Hi all!
I have a basic question on the variable for the SSD cache lifetime (SSD_CACHE_LIFETIME_DAY).
In our instance we are submitting jobs to the HPC, the SSD is local to each compute node, and usually different jobs end up being scheduled to different nodes.
For our use case, we don’t need to store data in the cache for too long, but still copying the files there improves job run time by a lot.
Now, my question is: what is the behaviour of the cache if I set SSD_CACHE_LIFETIME_DAY=0 ?
Will the data in the cache be removed when the job is finished? Or will the data be removed as soon as another job needs the cache?
Then my question is: is there a way to not get any lifetime for the cache? So that there is no lock on the data stored in the cache once no jobs are using it?
You could create a cluster job-specific scratch directory and remove the scratch directory after the cluster job’s completion through your cluster’s workload manager.
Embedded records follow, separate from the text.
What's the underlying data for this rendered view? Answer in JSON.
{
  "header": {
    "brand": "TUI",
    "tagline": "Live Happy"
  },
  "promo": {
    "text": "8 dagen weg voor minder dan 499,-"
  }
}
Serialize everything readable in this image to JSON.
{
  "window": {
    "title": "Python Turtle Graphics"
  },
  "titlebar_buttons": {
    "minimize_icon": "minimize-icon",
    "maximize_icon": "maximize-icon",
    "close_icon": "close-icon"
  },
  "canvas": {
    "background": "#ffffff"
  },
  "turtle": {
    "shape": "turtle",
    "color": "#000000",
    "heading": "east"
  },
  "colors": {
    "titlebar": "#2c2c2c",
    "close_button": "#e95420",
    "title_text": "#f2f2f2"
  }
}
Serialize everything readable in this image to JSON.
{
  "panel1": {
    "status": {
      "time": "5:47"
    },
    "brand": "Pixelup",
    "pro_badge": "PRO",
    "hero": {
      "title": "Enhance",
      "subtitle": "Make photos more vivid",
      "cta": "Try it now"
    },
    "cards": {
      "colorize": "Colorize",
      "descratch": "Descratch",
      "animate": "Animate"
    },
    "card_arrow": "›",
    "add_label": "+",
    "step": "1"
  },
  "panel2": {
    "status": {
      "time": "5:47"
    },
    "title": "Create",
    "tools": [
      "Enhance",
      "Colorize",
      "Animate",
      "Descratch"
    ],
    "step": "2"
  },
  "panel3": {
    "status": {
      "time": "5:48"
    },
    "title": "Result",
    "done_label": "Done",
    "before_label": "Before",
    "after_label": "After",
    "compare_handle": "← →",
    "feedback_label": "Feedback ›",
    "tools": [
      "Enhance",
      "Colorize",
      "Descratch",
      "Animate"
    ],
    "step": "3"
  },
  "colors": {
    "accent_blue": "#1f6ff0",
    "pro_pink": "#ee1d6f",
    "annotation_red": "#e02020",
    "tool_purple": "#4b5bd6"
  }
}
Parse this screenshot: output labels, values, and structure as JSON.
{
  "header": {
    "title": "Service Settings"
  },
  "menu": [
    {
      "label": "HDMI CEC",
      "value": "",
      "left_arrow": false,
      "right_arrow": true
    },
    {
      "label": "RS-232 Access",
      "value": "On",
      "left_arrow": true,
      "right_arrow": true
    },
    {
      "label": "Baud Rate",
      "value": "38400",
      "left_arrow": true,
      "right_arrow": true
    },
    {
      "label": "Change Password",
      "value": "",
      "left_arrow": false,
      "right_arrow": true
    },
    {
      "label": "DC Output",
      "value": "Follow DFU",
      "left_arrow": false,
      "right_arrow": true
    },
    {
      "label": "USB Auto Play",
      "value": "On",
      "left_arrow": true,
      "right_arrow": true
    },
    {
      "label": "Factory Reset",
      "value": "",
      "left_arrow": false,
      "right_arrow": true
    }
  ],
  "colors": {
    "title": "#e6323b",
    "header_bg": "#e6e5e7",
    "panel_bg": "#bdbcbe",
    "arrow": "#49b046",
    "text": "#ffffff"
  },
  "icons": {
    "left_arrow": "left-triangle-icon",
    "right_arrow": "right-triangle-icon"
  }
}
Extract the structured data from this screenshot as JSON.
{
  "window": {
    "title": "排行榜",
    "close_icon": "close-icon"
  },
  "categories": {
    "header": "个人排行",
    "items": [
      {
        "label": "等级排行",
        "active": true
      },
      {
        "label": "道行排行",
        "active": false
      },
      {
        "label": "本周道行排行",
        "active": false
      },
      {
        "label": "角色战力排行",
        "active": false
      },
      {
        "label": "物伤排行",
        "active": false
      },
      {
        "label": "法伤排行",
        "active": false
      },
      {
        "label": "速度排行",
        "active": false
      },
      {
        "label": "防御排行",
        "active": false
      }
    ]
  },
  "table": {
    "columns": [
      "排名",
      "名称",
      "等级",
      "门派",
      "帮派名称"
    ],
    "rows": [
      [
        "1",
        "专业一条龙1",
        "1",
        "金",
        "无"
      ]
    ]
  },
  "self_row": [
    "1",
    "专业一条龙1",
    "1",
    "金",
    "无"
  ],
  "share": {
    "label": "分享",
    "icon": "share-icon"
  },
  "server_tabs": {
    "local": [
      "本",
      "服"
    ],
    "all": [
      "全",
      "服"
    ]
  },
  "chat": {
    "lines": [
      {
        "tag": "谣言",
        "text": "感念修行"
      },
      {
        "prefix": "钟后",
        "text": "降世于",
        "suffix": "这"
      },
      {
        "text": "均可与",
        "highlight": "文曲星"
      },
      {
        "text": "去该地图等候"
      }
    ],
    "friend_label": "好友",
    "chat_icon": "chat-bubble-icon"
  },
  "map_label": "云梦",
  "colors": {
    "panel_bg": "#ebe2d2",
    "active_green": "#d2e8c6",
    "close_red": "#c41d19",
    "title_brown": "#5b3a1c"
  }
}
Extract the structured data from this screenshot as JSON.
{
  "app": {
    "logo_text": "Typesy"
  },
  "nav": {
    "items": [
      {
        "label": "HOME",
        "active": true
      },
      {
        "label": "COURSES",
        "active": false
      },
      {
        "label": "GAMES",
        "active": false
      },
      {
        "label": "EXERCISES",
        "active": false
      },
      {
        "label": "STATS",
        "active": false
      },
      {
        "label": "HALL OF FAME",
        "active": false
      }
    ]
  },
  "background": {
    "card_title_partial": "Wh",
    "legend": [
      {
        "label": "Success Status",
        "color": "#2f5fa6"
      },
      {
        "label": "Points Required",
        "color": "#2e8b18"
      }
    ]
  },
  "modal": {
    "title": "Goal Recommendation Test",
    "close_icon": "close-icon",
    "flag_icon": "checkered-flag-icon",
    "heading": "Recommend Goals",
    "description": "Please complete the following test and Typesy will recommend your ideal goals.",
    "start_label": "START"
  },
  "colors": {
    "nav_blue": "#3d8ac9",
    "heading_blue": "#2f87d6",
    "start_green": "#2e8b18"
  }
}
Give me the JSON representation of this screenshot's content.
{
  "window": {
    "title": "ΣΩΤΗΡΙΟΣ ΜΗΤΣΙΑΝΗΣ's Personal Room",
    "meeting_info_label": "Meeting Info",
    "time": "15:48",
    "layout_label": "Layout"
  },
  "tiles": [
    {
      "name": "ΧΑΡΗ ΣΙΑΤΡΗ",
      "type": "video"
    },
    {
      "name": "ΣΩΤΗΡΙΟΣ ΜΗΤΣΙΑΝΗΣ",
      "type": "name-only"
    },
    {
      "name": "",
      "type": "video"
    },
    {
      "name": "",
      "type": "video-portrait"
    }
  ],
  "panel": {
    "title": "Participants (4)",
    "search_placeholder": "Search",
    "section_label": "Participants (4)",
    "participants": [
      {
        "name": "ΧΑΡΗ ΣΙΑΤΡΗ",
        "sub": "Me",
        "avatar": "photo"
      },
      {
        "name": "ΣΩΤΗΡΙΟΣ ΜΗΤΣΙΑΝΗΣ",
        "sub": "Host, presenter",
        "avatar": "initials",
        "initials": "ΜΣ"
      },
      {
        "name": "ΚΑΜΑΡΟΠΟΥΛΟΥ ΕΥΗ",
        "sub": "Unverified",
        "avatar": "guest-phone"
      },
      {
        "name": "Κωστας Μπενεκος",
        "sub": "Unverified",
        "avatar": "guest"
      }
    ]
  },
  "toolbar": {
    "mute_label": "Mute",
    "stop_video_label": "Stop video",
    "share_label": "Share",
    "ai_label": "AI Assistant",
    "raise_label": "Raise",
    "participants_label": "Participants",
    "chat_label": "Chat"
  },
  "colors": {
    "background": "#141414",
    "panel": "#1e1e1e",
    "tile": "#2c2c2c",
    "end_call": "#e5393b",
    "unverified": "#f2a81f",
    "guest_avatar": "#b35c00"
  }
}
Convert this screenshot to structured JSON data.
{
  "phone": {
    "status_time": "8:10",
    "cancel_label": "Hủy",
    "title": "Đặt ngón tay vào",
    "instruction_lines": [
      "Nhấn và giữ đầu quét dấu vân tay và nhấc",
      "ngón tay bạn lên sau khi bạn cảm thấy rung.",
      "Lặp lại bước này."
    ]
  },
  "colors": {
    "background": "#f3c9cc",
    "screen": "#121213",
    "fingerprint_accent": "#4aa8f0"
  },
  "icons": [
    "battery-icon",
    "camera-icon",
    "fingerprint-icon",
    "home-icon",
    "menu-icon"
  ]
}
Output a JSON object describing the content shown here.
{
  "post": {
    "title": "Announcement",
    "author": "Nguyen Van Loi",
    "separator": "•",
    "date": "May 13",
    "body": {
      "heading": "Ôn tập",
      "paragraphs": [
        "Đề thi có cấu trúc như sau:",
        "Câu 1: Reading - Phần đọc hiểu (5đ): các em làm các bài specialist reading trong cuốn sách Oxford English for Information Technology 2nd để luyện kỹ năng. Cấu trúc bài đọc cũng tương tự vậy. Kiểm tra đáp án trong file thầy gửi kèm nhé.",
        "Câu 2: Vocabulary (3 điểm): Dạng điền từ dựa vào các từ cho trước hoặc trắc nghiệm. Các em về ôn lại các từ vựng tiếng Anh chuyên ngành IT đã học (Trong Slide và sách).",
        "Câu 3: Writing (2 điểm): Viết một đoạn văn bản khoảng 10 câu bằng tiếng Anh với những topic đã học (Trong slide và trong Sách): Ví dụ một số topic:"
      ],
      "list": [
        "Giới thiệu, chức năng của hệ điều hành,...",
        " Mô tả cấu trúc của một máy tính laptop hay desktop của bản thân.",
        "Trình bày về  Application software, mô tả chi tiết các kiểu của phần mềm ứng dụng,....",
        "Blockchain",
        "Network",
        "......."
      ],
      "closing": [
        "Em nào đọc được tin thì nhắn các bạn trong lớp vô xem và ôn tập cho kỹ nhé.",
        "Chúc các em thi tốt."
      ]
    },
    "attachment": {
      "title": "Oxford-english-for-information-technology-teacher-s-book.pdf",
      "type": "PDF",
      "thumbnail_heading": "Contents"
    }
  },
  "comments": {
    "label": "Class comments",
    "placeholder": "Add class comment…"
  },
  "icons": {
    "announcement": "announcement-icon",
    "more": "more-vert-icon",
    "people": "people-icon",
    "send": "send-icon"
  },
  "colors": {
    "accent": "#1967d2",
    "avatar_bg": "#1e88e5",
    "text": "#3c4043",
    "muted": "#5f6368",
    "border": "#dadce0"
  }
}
For the slurm case, you could try (I have not yet):
define (using the $SLURM_JOB_ID), create and chown $SLURM_JOB_USER a job-specific scratch path as part of the cluster job Prolog
export that scratch path to the cluster job’s environment as part of the TaskProlog, as described in this example
in the cluster script, above the {{ run_cmd }} statement, assign the scratch path to the CRYOSPARC_SSD_PATH variable
remove the slurm job-specific scratch directory as part of the job Epilog
Thanks for your suggestion!
In the end I have set the CRYOSPARC_SSD_PATH variable to a temporary directory created and deleted by Slurm Prolog and Epilog.
Thank you very much for your availability
Have a nice day!